Young Adult Clinic

Young Adult Clinic Director:
Dr. Satish Garg, MD

The past few years have been filled with progress as the Young Adult Clinic continues to strive for excellence in diabetes care and research. The Young Adult Clinic provides care for approximately 3,000 patients ages 18-75. As we are growing, we extend our warm welcome to Dr. Ramachandra G. Naik, who joined the Clinic in December 2007. Dr. Naik received his endocrinology training from the premier institutes in India and United States, and brings with him over a decade of experience in clinical endocrinology practice in nationally top-ranked tertiary care private hospitals of Mumbai, India. We are very pleased to have him on board, and with his joining, the Young Adult Clinic is now open to accept new patients, particularly the subjects with type 1 diabetes. We are also anticipating the addition of another physician/endocrinologist to our staff later this year.

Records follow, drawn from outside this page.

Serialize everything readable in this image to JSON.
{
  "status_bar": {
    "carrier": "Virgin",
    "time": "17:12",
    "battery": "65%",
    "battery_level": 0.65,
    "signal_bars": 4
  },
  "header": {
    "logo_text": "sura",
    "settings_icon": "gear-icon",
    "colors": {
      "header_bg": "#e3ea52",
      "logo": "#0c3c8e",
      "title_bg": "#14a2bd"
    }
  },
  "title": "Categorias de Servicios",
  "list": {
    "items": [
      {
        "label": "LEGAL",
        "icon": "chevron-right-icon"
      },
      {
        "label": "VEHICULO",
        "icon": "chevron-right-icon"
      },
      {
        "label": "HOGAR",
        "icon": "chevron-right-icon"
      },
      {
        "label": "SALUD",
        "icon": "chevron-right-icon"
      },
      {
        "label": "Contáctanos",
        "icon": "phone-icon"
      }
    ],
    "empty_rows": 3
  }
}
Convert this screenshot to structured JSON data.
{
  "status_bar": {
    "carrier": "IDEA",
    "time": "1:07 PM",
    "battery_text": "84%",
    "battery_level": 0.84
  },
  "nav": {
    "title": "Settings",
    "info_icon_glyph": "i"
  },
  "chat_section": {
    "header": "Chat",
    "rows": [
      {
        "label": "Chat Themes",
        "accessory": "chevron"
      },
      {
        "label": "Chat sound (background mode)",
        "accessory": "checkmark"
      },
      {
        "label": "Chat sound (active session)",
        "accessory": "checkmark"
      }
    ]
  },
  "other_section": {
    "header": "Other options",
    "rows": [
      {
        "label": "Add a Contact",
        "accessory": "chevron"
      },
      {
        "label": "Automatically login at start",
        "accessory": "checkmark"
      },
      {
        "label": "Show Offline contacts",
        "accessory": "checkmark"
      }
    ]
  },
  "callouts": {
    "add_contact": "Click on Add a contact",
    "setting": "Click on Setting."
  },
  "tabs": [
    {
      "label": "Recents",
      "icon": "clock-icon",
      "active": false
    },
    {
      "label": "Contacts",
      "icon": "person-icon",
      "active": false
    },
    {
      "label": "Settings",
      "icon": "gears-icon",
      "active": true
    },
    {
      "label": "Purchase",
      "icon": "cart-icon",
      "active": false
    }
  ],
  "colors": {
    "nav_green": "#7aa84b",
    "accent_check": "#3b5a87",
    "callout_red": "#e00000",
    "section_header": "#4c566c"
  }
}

Diabetes education is extremely vital to the Young Adult Clinic, whether the patient is newly diagnosed or has had diabetes for over 50 years. As knowledge of type 1 diabetes expands and changes, it is our commitment that our patients share in that knowledge also. Each of our patients is seen by at least one educator before he or she sees the physician. We have found this approach to be of utmost importance as it allows the patient to voice concerns about hypoglycemia, medications or other issues, as well as learn about improved therapies for diabetes care.  On staff, we are pleased to provide access to clinical social workers, a pharmacist, nurses, as well as dieticians, who are Certified Diabetes Educators. These professionals educate our patients on how to effectively self manage their diabetes and to troubleshoot obstacles they may face in their health. Our clinic has seen tremendous success with its newly implemented educational classes featuring carbohydrate counting instruction, insulin pump training, and continuous glucose monitor training. We welcome our new nurse educator, Benita Lopez-Baca, who will be joining our team very soon; she has extensive experience of working previously at the Barbara Davis Center in the Pediatric Clinic. We are also fortunate to have Samuel Ellis, a pharmacist and a Certified Diabetes Educator in our team who is of immense help in our patient care activities especially for patients on multiple medications and drug interactions.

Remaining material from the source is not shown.